Black: I suppose when things are falling rapidly, there is a temptation to think that everything suddenly looks very cheap and everything is a buying opportunity. I guess this is a time when people have to consider that there is more to investing than just picking something that's got a cheap price.
Morozov: Well, at Morningstar, we look at discounted cash flow approach to value companies. So the value of a business is the present value of a its future of cash flows – future cash flows looking at 10, 15, 20 years in the future. Those cash flows will include good quarters, bad quarters, periods of recession, periods of economic expansion. So we look at them and we say, well, this business could potentially (worth materially) above what the market is willing to pay for it. The issue though, is the business could be worth much more in a mid cycle, but the company might not make it to that mid cycle, it might go bankrupt, or suffer significantly from any kind of period of protracted economic slowdown. So we want to make sure that we don't ignore the obvious risks of the present economic activity haul, the short term liquidity crunch or bankruptcy risk. So for example, we closely scrutinise all of our companies where we say that they have a long term competitive advantage to just make sure that they don't go bankrupt before they realize that long term competitive advantage.
Black: And there will be some things that have become cheap and are a buying opportunity. Have you seen any stocks that you still rate highly, is what you would call their fair value?
Morozov: I think that the great way to identify, at Morningstar we can make it very easy for any investor. Great way to identify some of those mispriced opportunities, just simply look at the couple of screens that our analysts already do. You look at the companies with wide economic moat. So think of the companies that have probably some of the best competitive advantages in the world. Then you look at the companies that have low or medium uncertainty, that's Morningstar speak for a risk of a business. So if you really want to try to stay away from perhaps companies that are little bit more cyclical, they are little bit more volatile, perhaps low and medium uncertainty would be a good way to start.
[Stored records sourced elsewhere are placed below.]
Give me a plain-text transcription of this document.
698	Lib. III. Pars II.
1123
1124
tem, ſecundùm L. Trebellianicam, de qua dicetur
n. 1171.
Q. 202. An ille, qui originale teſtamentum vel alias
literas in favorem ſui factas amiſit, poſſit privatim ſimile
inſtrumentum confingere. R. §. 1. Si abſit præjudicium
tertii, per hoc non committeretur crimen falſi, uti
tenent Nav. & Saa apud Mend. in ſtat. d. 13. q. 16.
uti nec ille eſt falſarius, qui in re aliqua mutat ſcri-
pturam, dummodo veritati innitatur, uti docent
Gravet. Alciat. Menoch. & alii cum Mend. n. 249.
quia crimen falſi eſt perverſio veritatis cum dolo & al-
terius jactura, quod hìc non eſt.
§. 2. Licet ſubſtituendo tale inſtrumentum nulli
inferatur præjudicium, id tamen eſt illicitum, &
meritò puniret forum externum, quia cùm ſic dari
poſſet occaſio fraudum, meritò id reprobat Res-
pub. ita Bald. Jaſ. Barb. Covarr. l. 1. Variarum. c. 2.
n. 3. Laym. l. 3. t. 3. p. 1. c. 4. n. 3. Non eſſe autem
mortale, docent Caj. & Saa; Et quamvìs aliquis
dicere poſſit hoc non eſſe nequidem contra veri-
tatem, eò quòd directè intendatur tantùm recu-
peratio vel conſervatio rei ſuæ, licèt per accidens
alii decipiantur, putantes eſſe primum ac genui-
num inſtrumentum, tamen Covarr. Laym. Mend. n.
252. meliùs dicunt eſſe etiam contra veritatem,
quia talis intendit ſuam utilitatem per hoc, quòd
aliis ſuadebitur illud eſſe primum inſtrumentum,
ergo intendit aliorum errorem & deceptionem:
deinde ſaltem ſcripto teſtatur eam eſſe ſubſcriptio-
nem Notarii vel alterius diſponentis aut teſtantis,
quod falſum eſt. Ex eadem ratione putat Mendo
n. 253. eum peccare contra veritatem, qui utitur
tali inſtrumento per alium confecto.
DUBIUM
And finally, normally, those two screens would not necessarily yield you too many ideas. In the current market sell-off, we actually are seeing quite a few companies that in addition to being wide moat and lower medium uncertainty, also carry Morningstar’s Four or Five star rating, which, according to us is the biggest discount to our intrinsic value estimate.
So if you look at the companies that, for example, that right now screen really well and fall into this wide moat, low risk businesses. You see companies in there like Diageo, McDonald's, Roche. Those are some of the businesses that you don't really see a significant impact, a long term lasting impact from the current crisis, from the current downturn on their long term cash flow generation. So those are the businesses that are hardly going to feel the impact of that for a prolonged period of time. So these are the companies that we really want our readers, want our investors to look at. Because just based on our long term track record, those are the businesses, those are recommendation that tend to work out particularly well.
Black: Alex, thank you so much for your time. From Morningstar I'm Holly Black.